A traditional allergy test is either a skin prick/scratch test or a RAST/IGE test. It measures the number of immunoglobin E's that your body makes to something. This is how you measure an allergy like... shellfish give you hives or peanuts make your throat close up.
An IGG test is one that most allergists think is BS. Some nutritionists, naturopaths, and alternative MDs use them. They are not perfect tests, but can give a clue as to which foods to try to eliminate to see if you get a response. There is something called non-IGE mediated allergies - this is medically recognized - but there is no perfect test for it. The only true test is eliminating it and then monitoring the response (and then doing a challenge where you give it to someone after not having it for 6 months and then see if they react).

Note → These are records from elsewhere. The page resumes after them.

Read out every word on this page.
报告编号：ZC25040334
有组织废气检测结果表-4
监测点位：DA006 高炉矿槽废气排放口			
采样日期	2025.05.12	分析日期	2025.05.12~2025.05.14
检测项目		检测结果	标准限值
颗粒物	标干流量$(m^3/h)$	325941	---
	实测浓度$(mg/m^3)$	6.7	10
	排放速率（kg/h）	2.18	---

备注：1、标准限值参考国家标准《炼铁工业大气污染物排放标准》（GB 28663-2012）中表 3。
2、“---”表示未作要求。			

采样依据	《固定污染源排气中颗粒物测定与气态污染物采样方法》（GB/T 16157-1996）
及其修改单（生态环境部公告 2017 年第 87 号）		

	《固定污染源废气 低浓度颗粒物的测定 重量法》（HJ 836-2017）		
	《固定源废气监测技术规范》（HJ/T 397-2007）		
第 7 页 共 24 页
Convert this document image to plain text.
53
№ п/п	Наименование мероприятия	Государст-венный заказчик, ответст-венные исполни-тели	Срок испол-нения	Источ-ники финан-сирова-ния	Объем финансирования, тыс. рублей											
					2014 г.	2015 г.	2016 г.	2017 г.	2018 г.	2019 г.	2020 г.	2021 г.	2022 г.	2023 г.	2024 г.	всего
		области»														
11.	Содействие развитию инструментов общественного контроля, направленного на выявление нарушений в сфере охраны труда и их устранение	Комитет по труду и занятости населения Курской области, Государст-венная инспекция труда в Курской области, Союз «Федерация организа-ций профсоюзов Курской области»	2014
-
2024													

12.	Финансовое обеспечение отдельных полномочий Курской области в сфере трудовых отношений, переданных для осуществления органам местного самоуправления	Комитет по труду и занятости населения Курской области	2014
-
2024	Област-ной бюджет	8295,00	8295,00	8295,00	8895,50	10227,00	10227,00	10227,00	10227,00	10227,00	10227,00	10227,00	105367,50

So, for traditional testing, if you think your kids have a problem with milk, you could get an IGE/RAST test run against casein, which is the protein in milk, and you could also get a lactose tolerance test run (it's like... a breath test or something?). Lactose intolerance and casein allergy are totally different things, though both would show up with drinking cow's milk.
The Celiac Research Center is part of the University of Maryland hospital/medical school. It is not a stand-alone facility. They have all specialties there, and they have a children's hospital within the big hospital. Dr Safta is actually treating a 19 mos old who was diagnosed with Crohn's at 12 mos, which is quite rare, so she is not exclusive to celiac.
Just an fyi - I didn't realize all of that until we went there.
I would try both Children's and the Celiac Research Center - see where they can get you in the fastest.
Just noticed you were in the DC area. I am too, but we went to the Celiac Research Center in Baltimore and saw Dr Safta there - she is the pediatric GI who works with Dr Fasano, who is a top celiac researcher.
She was knowledgable and really great with little kids.